Nach der Befragung findet die manuelle Untersuchung des Beckenbodens (Tastbefund intern und extern), sowie die vaginale und/oder rektale Untersuchung mittels spezifischen Tests statt. Untersucht wird unter anderem die Muskelfunktion des Beckenbodens, die Lage der inneren Organe (Gebärmutter, Blase und Darm), sowie mögliche schmerzhafte Gebiete im Bereich des Beckenbodens. Aufgrund des Befundes wird ein individuelles Behandlungskonzept erarbeitet. Folgende Behandlungsmöglichkeiten können dabei zur Anwendung kommen:
- Information und Beratung
Anhand von Bildern und Modellen wird dem Patienten die Funktionsweise des Beckenbodens und wie man als Betroffener selbst darauf Einfluss nehmen kann, erklärt.
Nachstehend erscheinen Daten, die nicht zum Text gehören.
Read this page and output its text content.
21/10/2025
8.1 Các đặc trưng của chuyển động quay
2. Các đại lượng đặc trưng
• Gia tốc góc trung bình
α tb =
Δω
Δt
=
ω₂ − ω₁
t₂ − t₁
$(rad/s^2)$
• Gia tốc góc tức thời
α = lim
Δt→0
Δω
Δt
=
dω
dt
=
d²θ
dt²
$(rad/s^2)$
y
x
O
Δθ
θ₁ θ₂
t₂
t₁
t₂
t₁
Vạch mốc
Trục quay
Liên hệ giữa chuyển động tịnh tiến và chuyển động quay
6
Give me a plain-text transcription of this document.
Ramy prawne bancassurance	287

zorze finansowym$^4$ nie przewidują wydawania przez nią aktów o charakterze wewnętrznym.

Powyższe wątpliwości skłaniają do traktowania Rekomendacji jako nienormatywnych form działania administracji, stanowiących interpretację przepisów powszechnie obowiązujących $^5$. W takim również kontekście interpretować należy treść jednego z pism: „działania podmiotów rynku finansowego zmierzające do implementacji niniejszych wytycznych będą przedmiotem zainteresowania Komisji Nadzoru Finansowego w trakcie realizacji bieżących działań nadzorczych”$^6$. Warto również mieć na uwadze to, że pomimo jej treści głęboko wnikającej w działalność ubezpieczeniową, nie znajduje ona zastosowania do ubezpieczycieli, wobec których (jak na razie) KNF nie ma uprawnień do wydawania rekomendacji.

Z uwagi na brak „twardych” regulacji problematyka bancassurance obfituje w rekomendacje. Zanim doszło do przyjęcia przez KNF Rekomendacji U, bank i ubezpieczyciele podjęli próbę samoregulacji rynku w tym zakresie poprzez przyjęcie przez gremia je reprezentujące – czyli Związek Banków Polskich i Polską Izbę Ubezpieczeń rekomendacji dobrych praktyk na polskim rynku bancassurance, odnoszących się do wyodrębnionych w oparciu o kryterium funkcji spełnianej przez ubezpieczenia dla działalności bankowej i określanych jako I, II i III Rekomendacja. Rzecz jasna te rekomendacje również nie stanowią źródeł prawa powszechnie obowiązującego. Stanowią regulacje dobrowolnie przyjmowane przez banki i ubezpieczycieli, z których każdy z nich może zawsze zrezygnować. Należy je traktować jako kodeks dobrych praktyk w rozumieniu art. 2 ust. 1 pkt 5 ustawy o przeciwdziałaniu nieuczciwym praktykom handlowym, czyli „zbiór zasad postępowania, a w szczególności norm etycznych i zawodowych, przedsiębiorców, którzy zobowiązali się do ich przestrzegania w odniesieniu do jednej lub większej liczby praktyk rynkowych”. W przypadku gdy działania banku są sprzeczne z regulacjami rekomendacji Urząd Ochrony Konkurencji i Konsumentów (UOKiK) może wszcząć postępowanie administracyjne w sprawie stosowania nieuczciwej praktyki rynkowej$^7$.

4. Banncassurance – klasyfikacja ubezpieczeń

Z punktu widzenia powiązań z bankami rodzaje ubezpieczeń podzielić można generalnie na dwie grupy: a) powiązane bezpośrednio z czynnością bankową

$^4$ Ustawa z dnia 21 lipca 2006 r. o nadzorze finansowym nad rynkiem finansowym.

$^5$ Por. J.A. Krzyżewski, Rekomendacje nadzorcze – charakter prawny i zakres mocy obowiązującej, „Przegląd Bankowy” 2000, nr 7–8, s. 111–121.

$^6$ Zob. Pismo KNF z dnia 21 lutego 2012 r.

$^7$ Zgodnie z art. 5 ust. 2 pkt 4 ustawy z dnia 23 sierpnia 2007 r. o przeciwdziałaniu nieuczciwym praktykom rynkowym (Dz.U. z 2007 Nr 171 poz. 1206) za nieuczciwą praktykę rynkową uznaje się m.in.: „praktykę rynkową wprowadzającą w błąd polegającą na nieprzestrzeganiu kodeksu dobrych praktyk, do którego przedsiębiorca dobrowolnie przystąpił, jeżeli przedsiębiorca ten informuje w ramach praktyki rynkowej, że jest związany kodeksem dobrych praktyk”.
- Verhaltenstraining von Blase und Darm
Ziel des Verhaltenstrainings ist es wieder ein Gefühl für den Füllungsgrad der Blase zu bekommen und somit die Harndrangepisoden besser beherrschen zu können. Beim Verhaltenstraining für den Darm, geht es um die richtige Sitzhaltung und das Erlernen eines optimalen Pressmanövers.
- Biofeedback
Mittels Biofeedbackgerät wird der Aktivitätsgrad der Beckenbodenmuskulatur akustisch und visuell aufgezeigt, dies vereinfacht die Wahrnehmungsschulung und optimiert das Training der Beckenbodenmuskulatur. Zu diesem Zweck wird eine Anal- oder Vaginalsonde eingeführt, welche mit einsprechenden Sensoren ausgestattet ist.
- Elektrostimulation
Die Elektrostimulation des Beckenbodens wird zur Wahrnehmungsschulung oder zur indirekten Beruhigung der Blase eingesetzt.
- Ballontraining
Die Ballontechnik wird bei anorektalen Beschwerden eingesetzt. Dabei wird ein Ballonkatether rektal eingeführt, um die Sensibilität und den Füllungsgrad des Rektums, den Anorektalreflex sowie das Pressmanöver zu überprüfen und zu trainieren.
- Dilatation
Das Dilationsset besteht aus unterschiedlich grossen Vaginalkonen, welch zur Dehnung und Entspannung eines verengten Scheideneingangs eingesetzt werden können.
- Pessare
Pessare werden vor allem bei Senkungsbeschwerden eingesetzt, ebenfalls können Sie einen positiven Einfluss auf eine bestehende Inkontinenz haben.
Wer behandelt Sie?
Behandelt und betreut werden Sie von Frau Carmen Cairo. Frau Cairo ist dipl. Physiotherapeutin mit zahlreichen Weiterbildungen und über 20 Jahre Erfahrung in der Behandlung von Beckenbodenpatientinnen und Patienten. Durch stetige Weiterbildungen ist Sie auf dem neusten Stand der Wissenschaft und bestens vernetzt mit den medizinischen Fachspezialisten im Zürcher Oberland.